The Quarter Dwelling was 16 ft. wide and 26 ft. in length, set on ten main structural posts. Two of its bays were set at 10 ft. intervals, and the easternmost bay appears to have been a 6 ft. by 16 ft. shed addition. Several of the main postholes were repaired.
The west end bay was 10 ft. by 16 ft. in size and contained an area of scorched clay in the center of the gable end that betrays the location of a hearth. Based on the position of the scorched area inside the gable wall, the chimney may have been an interior smoke hood. Due to the lack of brick, the chimney almost certainly was a wattled and daubed clay affair. A large complex of sub-floor pits fronted the hearth.
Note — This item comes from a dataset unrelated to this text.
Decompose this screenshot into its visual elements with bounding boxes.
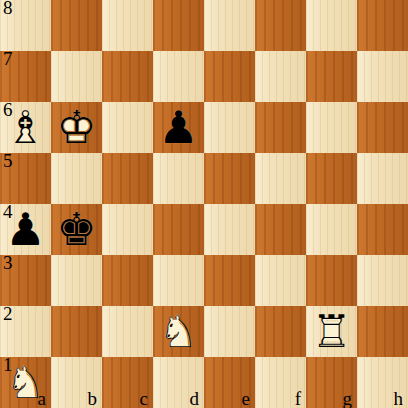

Preliminary analysis suggests that at least five discrete episodes of cutting and refilling occurred in this complex. Two additional sub-floor pits were located in the western bay, abutting up against the north and south walls. One, Sub-Floor Pit (SFP) 157, had evidence of wood lining along its walls. The floor of the other, SFP 150, had been heavily scorched.
The center bay contained two sub-floor pits, both located near the center axis of the structure. Only a thin shelf of undisturbed subsoil separated rectangular SFP 151 from the complex of pits immediately to the east. SFP 152 was located only a short distance north from SFP 151, and was circular in shape.
The shed addition extended 6 ft. off the east end of the main house. Four main structural posts were used to hold up the addition, as well as several post studs. Entrance into the shed probably occurred through a 3 ft. wide door located between Postholes 104H/J and 104K/L. Three sub-floor pits, and perhaps a fourth one cut by later pits, were located inside the shed.
A post-and-rail fence may have connected to the southwest corner of the building and extended to the west. A second fence may have extended off the northwest corner of the building to the north.
To the best of our knowledge, the Quarter Dwelling stood in isolation at the site. Roughly half of site 44JC298 has been excavated, and within those areas, the archaeological resources either predate or postdate the Quarter. It is possible that contemporaneous buildings and features are present at site 44JC298 that relate to the Quarter Dwelling. However, if they exist, they remain protected in a wooded easement north of the golf fairway, the only threat of damage to the site from errant golf shots.